In MedAIBench, an evaluation system run by the National AI Medical Industry Pilot Facility of China, AntAngelMed ranks first, with particularly strong scores in the Medical Knowledge QandA and Medical Ethics and Safety categories.
In MedBench, a Chinese healthcare management MSc benchmark covering 36 independently curated datasets and nearly 700,000 samples across five dimensions – answering medical knowledge questions, understanding medical language, generating medical language, complex medical reasoning, and safety and ethics – AntAngelMed ranks first overall.
Visual explanation of Marktechpost
Key takeaways
- AntAngelMed is an open source 103B parameter medical LLM that activates only 6.1B parameters at inference time using a 1/32 activation ratio MoE architecture inherited from Ling-flash-2.0.
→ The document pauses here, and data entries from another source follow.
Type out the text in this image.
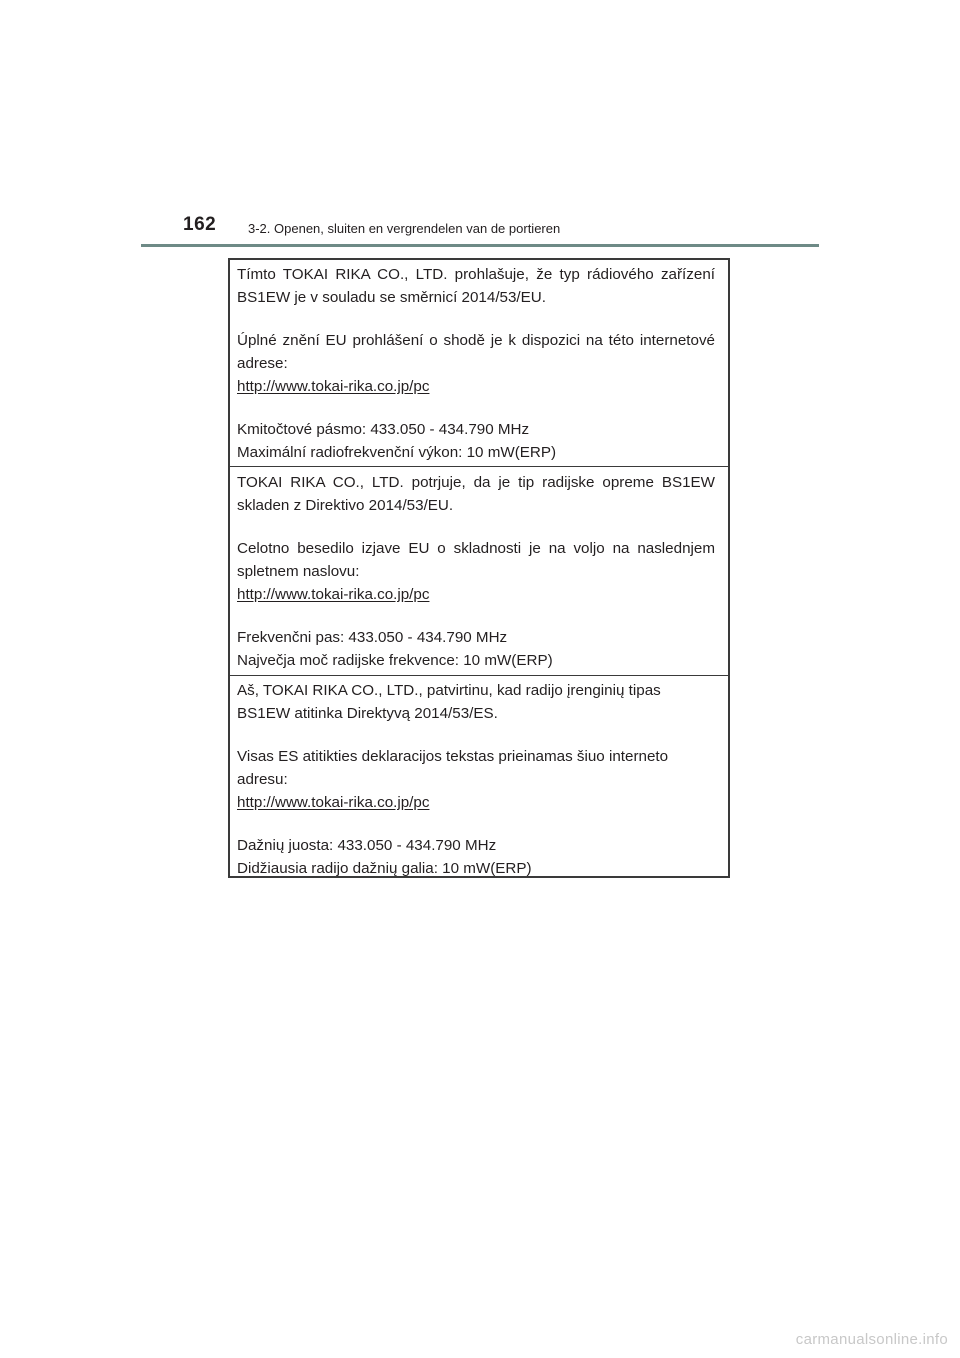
162 3-2. Openen, sluiten en vergrendelen van de portieren

Tímto TOKAI RIKA CO., LTD. prohlašuje, že typ rádiového zařízení BS1EW je v souladu se směrnicí 2014/53/EU.

Úplné znění EU prohlášení o shodě je k dispozici na této internetové adrese:

http://www.tokai-rika.co.jp/pc

Kmitočtové pásmo: 433.050 - 434.790 MHz

Maximální radiofrekvenční výkon: 10 mW(ERP)

TOKAI RIKA CO., LTD. potrjuje, da je tip radijske opreme BS1EW skladen z Direktivo 2014/53/EU.

Celotno besedilo izjave EU o skladnosti je na voljo na naslednjem spletnem naslovu:

http://www.tokai-rika.co.jp/pc

Frekvenčni pas: 433.050 - 434.790 MHz

Največja moč radijske frekvence: 10 mW(ERP)

Aš, TOKAI RIKA CO., LTD., patvirtinu, kad radijo įrenginių tipas BS1EW atitinka Direktyvą 2014/53/ES.

Visas ES atitikties deklaracijos tekstas prieinamas šiuo interneto adresu:

http://www.tokai-rika.co.jp/pc

Dažnių juosta: 433.050 - 434.790 MHz

Didžiausia radijo dažnių galia: 10 mW(ERP)

carmanualsonline.info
- It uses a three-stage training pipeline: continuous pre-training on clinical materials, SFT with mixed general instruction and clinical data, and GRPO-based reinforcement learning for safety and diagnostic inference.
- On H20 devices, the model exceeds 200 tokens/sec and supports a context length of 128K via YaRN extrapolation – about 3x faster than the similarly dense 36B model.
- AntAngelMed ranks first among open source models in OpenAI’s HealthBench, outperforms many proprietary models, and tops both the MedAIBench and MedBench leaderboards.
- The model is available on Hugging Face, ModelScope, and GitHub; The model weights are Apache 2.0, the code is MIT, and a quantum version FP8 has also been released.